Over the past 24 hours, photos showing a plainclothes police officer pulling a gun on unarmed protesters in Oakland have gone viral. Tens of thousands of people, and news outlets like Gawker, Buzzfeed, The Guardian, and NBC have shared them, often including outraged comments. But there have been few accounts of what exactly happened, and how the incident came to pass.
I was one of the few reporters with the protesters at that point, around 11:30 p.m., and what I saw may add some useful context.
The protest was the latest in a series that have filled the streets of Berkeley and Oakland in the past couple of weeks in response to the lack of indictments for the officers who had killed Mike Brown and Eric Garner. (I covered most of them via Twitter.) Marchers generally remained peaceful. Sometimes they overtook highways and blocked intersections. Parents pushed strollers, students kept stride with older marchers, and people from all across the Bay Area joined in. But there was also infighting among the crowds, and breakaway factions looted stores, smashed windows, and burned trash cans. Police officers responded with tear gas, flash-bang grenades, and fired non-lethal bullets*, and their actions were often met with outrage.
Protesters run after police set off flashbang grenades in Oakland, Calif. Gabrielle Canon
Wednesday night seemed as if it was going to end differently. Organizers with hoarse voices rallied the crowd of some 150 with updates on the movement that they said was building across the country. They presented a petition listing demands, including for Darren Wilson to be indicted and protesters who’d been arrested to be released without charges. Starting at the Berkeley campus, the group marched peacefully toward Oakland as a rainstorm approached.
A little girl rides along on her stroller, chanting in a march last week. Gabrielle Canon
About 10:30 p.m., a small group from within the march broke windows at a T-Mobile store and smashed Bank Of America ATMs. Protesters blocked photographers documenting the violence, pushing us and putting their hands in front of lenses.

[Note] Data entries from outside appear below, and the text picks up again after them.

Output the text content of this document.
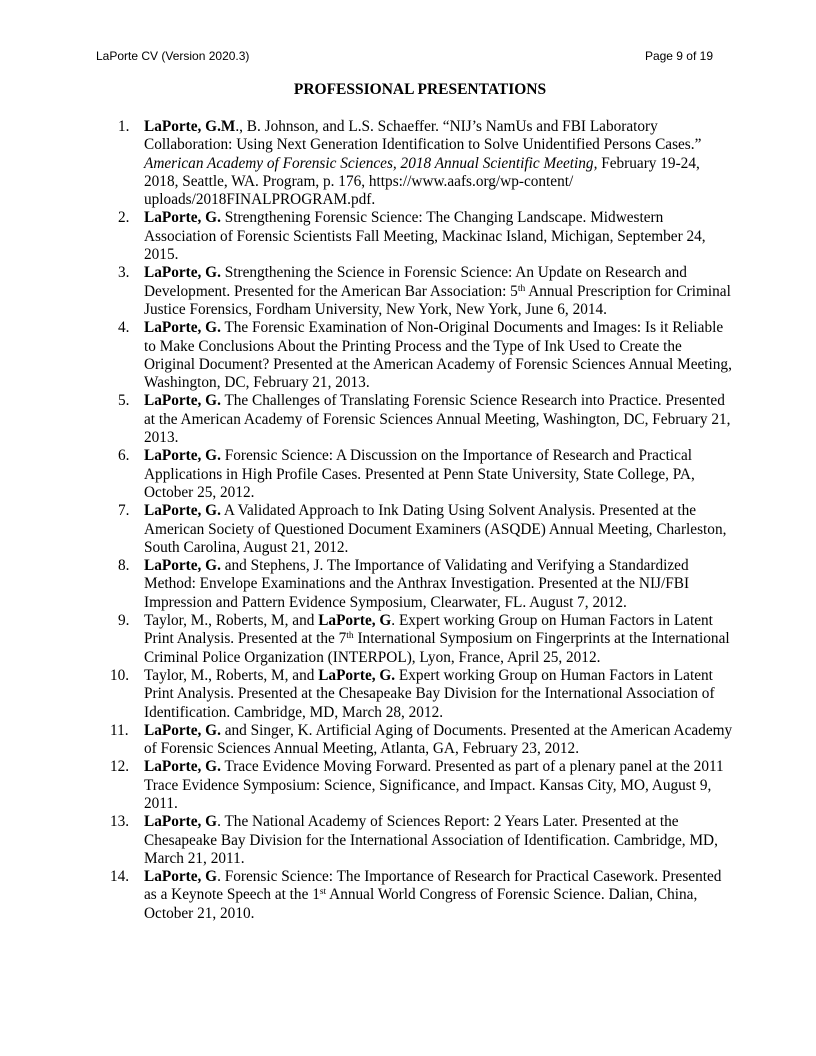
LaPorte CV (Version 2020.3)	Page 9 of 19
PROFESSIONAL PRESENTATIONS
1. LaPorte, G.M., B. Johnson, and L.S. Schaeffer. “NIJ’s NamUs and FBI Laboratory Collaboration: Using Next Generation Identification to Solve Unidentified Persons Cases.” American Academy of Forensic Sciences, 2018 Annual Scientific Meeting, February 19-24, 2018, Seattle, WA. Program, p. 176, https://www.aafs.org/wp-content/ uploads/2018FINALPROGRAM.pdf.
2. LaPorte, G. Strengthening Forensic Science: The Changing Landscape. Midwestern Association of Forensic Scientists Fall Meeting, Mackinac Island, Michigan, September 24, 2015.
3. LaPorte, G. Strengthening the Science in Forensic Science: An Update on Research and Development. Presented for the American Bar Association: 5th Annual Prescription for Criminal Justice Forensics, Fordham University, New York, New York, June 6, 2014.
4. LaPorte, G. The Forensic Examination of Non-Original Documents and Images: Is it Reliable to Make Conclusions About the Printing Process and the Type of Ink Used to Create the Original Document? Presented at the American Academy of Forensic Sciences Annual Meeting, Washington, DC, February 21, 2013.
5. LaPorte, G. The Challenges of Translating Forensic Science Research into Practice. Presented at the American Academy of Forensic Sciences Annual Meeting, Washington, DC, February 21, 2013.
6. LaPorte, G. Forensic Science: A Discussion on the Importance of Research and Practical Applications in High Profile Cases. Presented at Penn State University, State College, PA, October 25, 2012.
7. LaPorte, G. A Validated Approach to Ink Dating Using Solvent Analysis. Presented at the American Society of Questioned Document Examiners (ASQDE) Annual Meeting, Charleston, South Carolina, August 21, 2012.
8. LaPorte, G. and Stephens, J. The Importance of Validating and Verifying a Standardized Method: Envelope Examinations and the Anthrax Investigation. Presented at the NIJ/FBI Impression and Pattern Evidence Symposium, Clearwater, FL. August 7, 2012.
9. Taylor, M., Roberts, M, and LaPorte, G. Expert working Group on Human Factors in Latent Print Analysis. Presented at the 7th International Symposium on Fingerprints at the International Criminal Police Organization (INTERPOL), Lyon, France, April 25, 2012.
10. Taylor, M., Roberts, M, and LaPorte, G. Expert working Group on Human Factors in Latent Print Analysis. Presented at the Chesapeake Bay Division for the International Association of Identification. Cambridge, MD, March 28, 2012.
11. LaPorte, G. and Singer, K. Artificial Aging of Documents. Presented at the American Academy of Forensic Sciences Annual Meeting, Atlanta, GA, February 23, 2012.
12. LaPorte, G. Trace Evidence Moving Forward. Presented as part of a plenary panel at the 2011 Trace Evidence Symposium: Science, Significance, and Impact. Kansas City, MO, August 9, 2011.
13. LaPorte, G. The National Academy of Sciences Report: 2 Years Later. Presented at the Chesapeake Bay Division for the International Association of Identification. Cambridge, MD, March 21, 2011.
14. LaPorte, G. Forensic Science: The Importance of Research for Practical Casework. Presented as a Keynote Speech at the 1st Annual World Congress of Forensic Science. Dalian, China, October 21, 2010.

Marching floods into the streets in Berkeley, CA early on Wednesday night Gabrielle Canon
Shortly after this, police presence increased. Squad cars and white vans full of officers followed the march slowly as announcements rang out over a police intercom informing protesters that police were there for their protection and that their right to demonstrate was being respected. They also warned that any vandalism or violence would lead to citation or arrest.
According to reporter David DeBolt, writing for Inside Bay Area, officials say it was then that two undercover officers joined the march, both wearing dark handkerchiefs and hoods that covered their faces. I had not seen them earlier, and they did not appear in any of the photos I took.
A marcher does a different take on “Hands up don’t shoot” Gabrielle Canon
Suddenly, behind me, someone started to yell. A protester had discovered the undercover cops and shouted an alarm. Others began to join in, calling them pigs and telling them to go home. The two men passed me in silence, at a hurried pace. Suddenly, a scuffle erupted as one protester attempted to pull off one of the officer’s hoods. The officer tackled someone involved, and was quickly surrounded by a small crowd and kicked from several directions while on the ground. (That officer, who was African American, is who you see in the ground in the photo above.) The other officer stepped in front of his partner and brandished a baton. When the crowd did not back up he drew his gun, pointing at protesters and photographers. Moments later, police flooded the area, scattering marchers and blocking others, as the undercover officers arrested the man who had been tackled in the skirmish.
Protester in Oakland, CA Gabrielle Canon
DeBolt reports the undercover officers were later identified as members of California Highway Patrol, assigned to follow the march on foot. They had been following in a vehicle providing information to stop protesters from blocking highways. Officials said in a press conference that the agency is investigating the incident, but believes the officers did what was necessary to protect themselves. They said that undercover cops had been deployed in prior protests and would be again, and that Twitter accounts had also been used to gather information.
The incident and photo have sparked anger and questions about police tactics in crowd control. Protesters are expected to resume marching over the weekend throughout the Bay Area and I will send out updates on Twitter as events unfold.
Correction: An earlier version of this article erroneously stated the location from which nonlethal bullets were fired. The language has been changed to fix the error.